The information below comes from the statement of deficiencies compiled by health inspectors and provided to AHCJ by the Centers for Medicare and Medicaid Services. It does not include the steps the hospital plans to take to fix the problem, known as a plan of correction. For that information, you should contact the hospital, your state health department or CMS. Accessing the document may require you to file a Freedom of Information Request. Information on doing so is available here.


Based on review of facility policy, review of a facility protocol, facility documentation, medical record review, and interview, the facility failed to follow a physician's order for a timely consult and failed to follow a facility pressure ulcer protocol for 1 patient (#1) of 3 patients reviewed for pressure ulcers.

The findings included:

Review of facility policy "Wound & [and] Skin Care" dated 9/2014 revealed "...provide a wound management program to minimize the development of facility acquired pressure ulcers and to provide guidelines to treat alterations in skin integrity in a timely consulted the CWOCN [certified wound ostomy continence nurse]...will evaluate the treatment plan and revise as necessary..."

Review of a facility protocol "Addendum A (Pressure Ulcer Management Protocol)," not dated, revealed a facility decision tree for management of patients with pressure ulcers. Further review revealed "...does patient have a pressure ulcer or deep tissue injury..." Continued review revealed if the answer was yes the facility was to " patient on pressure relief support [pressure reducing mattress]..."

Medical record review revealed Patient #1 was admitted to the facility on [DATE] with a diagnosis of [DIAGNOSES REDACTED]

Medical record review of an Admission Assessment date 11/17/17 at 7:08 PM revealed the patient had abrasions and bruising to his buttocks with no open areas.

Medical record review of a nurse's note dated 11/24/17 at 7:01 AM revealed "...redness to buttocks...barrier cream ointment applied...Braden score 11 [increased risk for pressure ulcer development]..."

Medical record review of a physician's order dated 11/27/17 at 7:01 AM revealed "...consult to wound care..."

Medical record review revealed a Wound Care Consult was ordered on [DATE] at 7:01 AM. Further review revealed the wound care consult was not completed until 12/5/17 (9 days after the consult was ordered).

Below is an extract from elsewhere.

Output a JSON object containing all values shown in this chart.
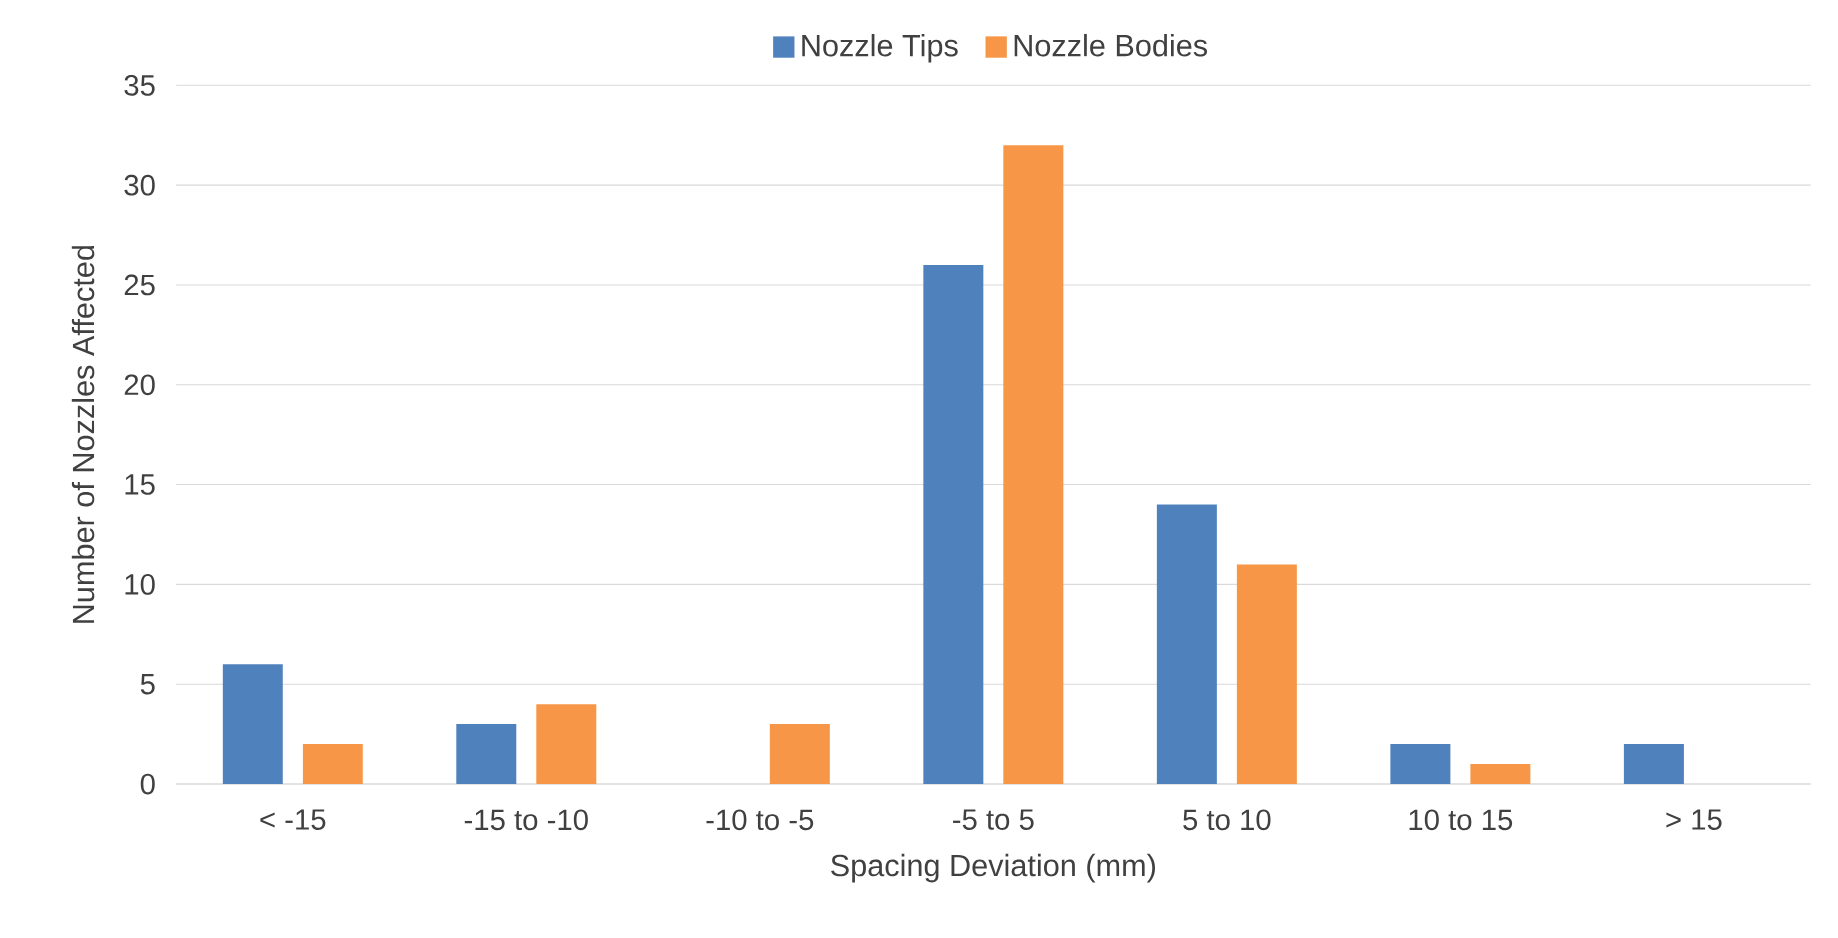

Medical record review of a Wound Care Consult dated 12/5/17, not timed, revealed "...he [Patient #1] has a 9 cm L [centimeter length] x [by] 15 cm W [wide] eschar [dead tissue] covered ulcer over his sacrum...there is a small 2 cm partial thickness ulcer over his right gluteal fold [buttocks] and another the same size over the left gluteal fold...impression: pressure ulcer nosocomial. Stage 2 [partial thickness skin loss] of the right and left gluteal fold...unstageable to sacrum..." Continued review revealed the patient was not placed on a specialty pressure reducing mattress until 12/13/17 (20 days later).

Interview with the Wound Care Nurse, on 8/30/18 at 3:25 PM, in the conference room, revealed "...the consult was ordered on [DATE]...the nurses do not stage the wounds, wound care does that. The patient had developed some redness and drainage along the cleft of the buttocks...I assessed the wound on 12/5/17 and found the wound to be unstageable with [DIAGNOSES REDACTED] [redness] on the sacrum and he had two stage 2 [pressure ulcers] on the gluteal folds. At that time I was the only wound care nurse and I was on vacation that week. We did not have another nurse who did [wound care] assessments so I saw the patient when I came back the week after...the patient was unable to move himself, he was on the ventilator...was a diabetic. He was being followed by Nutrition and was receiving tube feedings...he was placed on a specialty bed on 12/13/17 to assist in the keeping the patient off the wound..." Further interview confirmed the wound care consult was not performed until 9 days after the wound care consult was ordered.

Interview with the Intensive Care Unit (ICU) Clinical Leader on 8/31/18 at 1:05 PM, in the conference room, revealed the nursing staff identified the skin breakdown on 11/27/17 and a wound care consult was requested. Further interview confirmed "...the wound care nurse was on vacation...wound care does not work on the weekends...wound care did not see the patient until 12/5/17.

In summary, the facility failed to ensure a physician's order for a wound care consult for Patient #1 was completed timely and failed to follow a facility decision tree for timely placement of pressure relief support for Patient #1.